TU!” esclamiamo all’unisono. L’unica differenza è nel tono di voce: il suo è sorpreso, mentre il mio è a dir poco furioso.

“Tu sei lo stronzo di ieri,” realizzo, guardandolo in viso mentre istintivamente alzo una mano a sfiorare il cerotto che mi ricopre il naso – non lo stesso di due giorni fa. Uno più piccolo e discreto, per nascondere il livido formatosi sul mio naso.

Lo stronzo mi guarda. Ha gli occhi di un celeste molto chiaro e una cicatrice biancastra su un lato del viso. Non riesco a credere di averlo incontrato una seconda volta.

“Posso spiegare,” dice lui, alzando le mani davanti a sé nell’universale segno di scuse.
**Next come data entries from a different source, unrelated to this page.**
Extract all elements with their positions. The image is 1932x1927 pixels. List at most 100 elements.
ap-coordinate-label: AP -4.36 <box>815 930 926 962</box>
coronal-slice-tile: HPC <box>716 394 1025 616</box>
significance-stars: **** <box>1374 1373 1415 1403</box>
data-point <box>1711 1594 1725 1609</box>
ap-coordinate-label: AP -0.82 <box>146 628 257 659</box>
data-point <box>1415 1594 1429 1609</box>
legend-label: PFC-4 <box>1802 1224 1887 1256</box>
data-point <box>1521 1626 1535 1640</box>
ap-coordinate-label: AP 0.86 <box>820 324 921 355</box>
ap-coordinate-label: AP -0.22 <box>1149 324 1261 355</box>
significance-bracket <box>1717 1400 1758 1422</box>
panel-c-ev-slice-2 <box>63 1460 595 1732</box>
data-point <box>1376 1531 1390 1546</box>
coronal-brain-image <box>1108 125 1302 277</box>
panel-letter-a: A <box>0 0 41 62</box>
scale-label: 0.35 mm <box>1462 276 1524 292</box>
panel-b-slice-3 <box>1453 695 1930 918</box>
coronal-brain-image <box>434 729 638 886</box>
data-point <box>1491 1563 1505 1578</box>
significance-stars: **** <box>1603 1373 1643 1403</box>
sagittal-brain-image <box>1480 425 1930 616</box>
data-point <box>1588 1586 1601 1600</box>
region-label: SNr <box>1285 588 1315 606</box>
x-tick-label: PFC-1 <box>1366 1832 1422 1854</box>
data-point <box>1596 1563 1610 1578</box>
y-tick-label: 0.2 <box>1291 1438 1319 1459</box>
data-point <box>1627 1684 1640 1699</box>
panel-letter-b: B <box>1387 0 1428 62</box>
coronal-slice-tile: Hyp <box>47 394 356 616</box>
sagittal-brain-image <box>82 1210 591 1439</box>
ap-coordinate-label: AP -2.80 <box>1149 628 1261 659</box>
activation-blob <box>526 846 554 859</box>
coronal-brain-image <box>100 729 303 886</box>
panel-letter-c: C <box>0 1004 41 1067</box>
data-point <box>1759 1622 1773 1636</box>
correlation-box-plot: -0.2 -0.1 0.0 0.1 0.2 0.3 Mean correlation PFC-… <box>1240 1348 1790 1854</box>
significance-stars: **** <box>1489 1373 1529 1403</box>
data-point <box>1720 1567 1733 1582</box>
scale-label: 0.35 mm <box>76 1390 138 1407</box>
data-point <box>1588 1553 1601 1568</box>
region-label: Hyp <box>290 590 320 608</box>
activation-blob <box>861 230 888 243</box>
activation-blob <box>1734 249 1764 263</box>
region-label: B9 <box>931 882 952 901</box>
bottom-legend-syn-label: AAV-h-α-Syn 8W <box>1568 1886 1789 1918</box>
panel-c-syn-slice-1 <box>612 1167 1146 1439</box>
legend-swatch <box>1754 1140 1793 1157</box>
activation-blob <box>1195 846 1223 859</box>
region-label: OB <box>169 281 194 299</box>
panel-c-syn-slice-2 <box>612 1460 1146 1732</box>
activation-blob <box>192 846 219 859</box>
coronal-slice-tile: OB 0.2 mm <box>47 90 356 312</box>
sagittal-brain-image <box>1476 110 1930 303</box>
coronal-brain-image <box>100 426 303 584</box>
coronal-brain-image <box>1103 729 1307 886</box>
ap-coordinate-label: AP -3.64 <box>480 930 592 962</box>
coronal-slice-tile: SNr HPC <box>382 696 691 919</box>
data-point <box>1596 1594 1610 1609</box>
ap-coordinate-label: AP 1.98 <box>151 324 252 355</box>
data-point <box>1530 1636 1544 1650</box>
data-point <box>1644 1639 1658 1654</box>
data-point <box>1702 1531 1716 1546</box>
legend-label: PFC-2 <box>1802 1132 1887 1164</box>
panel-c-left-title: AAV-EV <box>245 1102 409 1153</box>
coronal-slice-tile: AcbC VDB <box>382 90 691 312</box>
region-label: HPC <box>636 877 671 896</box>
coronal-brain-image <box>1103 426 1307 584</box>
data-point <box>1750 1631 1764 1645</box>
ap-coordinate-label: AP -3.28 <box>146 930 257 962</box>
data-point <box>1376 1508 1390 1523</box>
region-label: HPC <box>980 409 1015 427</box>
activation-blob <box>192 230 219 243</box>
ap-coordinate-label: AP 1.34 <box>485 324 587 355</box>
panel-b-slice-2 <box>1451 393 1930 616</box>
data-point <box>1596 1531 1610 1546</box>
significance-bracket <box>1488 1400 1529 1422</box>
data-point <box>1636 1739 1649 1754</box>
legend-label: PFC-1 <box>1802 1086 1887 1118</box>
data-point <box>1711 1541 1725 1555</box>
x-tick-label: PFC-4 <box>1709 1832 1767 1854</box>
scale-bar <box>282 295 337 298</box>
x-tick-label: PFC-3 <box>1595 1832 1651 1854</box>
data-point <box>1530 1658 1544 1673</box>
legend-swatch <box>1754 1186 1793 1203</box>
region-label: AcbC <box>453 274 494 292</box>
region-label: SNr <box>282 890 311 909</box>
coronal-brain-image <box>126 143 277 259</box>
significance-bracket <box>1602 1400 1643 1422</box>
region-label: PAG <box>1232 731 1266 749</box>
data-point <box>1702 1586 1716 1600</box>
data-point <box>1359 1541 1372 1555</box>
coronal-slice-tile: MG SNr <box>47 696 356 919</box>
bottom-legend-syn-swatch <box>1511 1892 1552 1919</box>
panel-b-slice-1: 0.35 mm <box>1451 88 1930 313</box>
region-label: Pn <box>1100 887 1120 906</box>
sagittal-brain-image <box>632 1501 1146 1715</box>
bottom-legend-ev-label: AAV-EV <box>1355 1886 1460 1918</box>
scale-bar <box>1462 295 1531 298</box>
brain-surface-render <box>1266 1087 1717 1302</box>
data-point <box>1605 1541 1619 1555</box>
Io incrocio le braccia al petto, nell’universale segno di ‘sono a un tanto così dallo spaccarti a mia volta la faccia’.

“Sono tutta orecchi,” lo incito, ma proprio quando lo vedo aprire bocca sento il rumore di una porta che si chiude e il vago mormorio che ha fatto da costante sottofondo fino ad ora svanisce di colpo. Mi volto e noto un uomo di mezza età in giacca e cravatta fare il suo ingresso in aula.

“Buongiorno e buon inizio semestre qui all’Olympia University,” esordisce l’uomo, quasi certamente il professore.

Lo stronzo con la cicatrice si sposta, sedendosi il più lontano possibile da me mentre prendo posto accanto a lui. Tiro fuori la penna e il mio blocco per gli appunti, e prima di rivolgere la mia attenzione al professore gli lancio uno sguardo torvo.

Non è finita qui. 
















Note: Inizio con il dire che questa storia non è betata per cui, per favore, se ci sono errori segnalatemelo e provvederò a correggere :( 
Ho inserito l'avvertimento OOC perché sono anni che non scrivo in questo fandom e temo di essere un po' arrugginita. Ma non riesco a stare troppo tempo lontana dai miei Taluke MI CAPITE VERO?!?!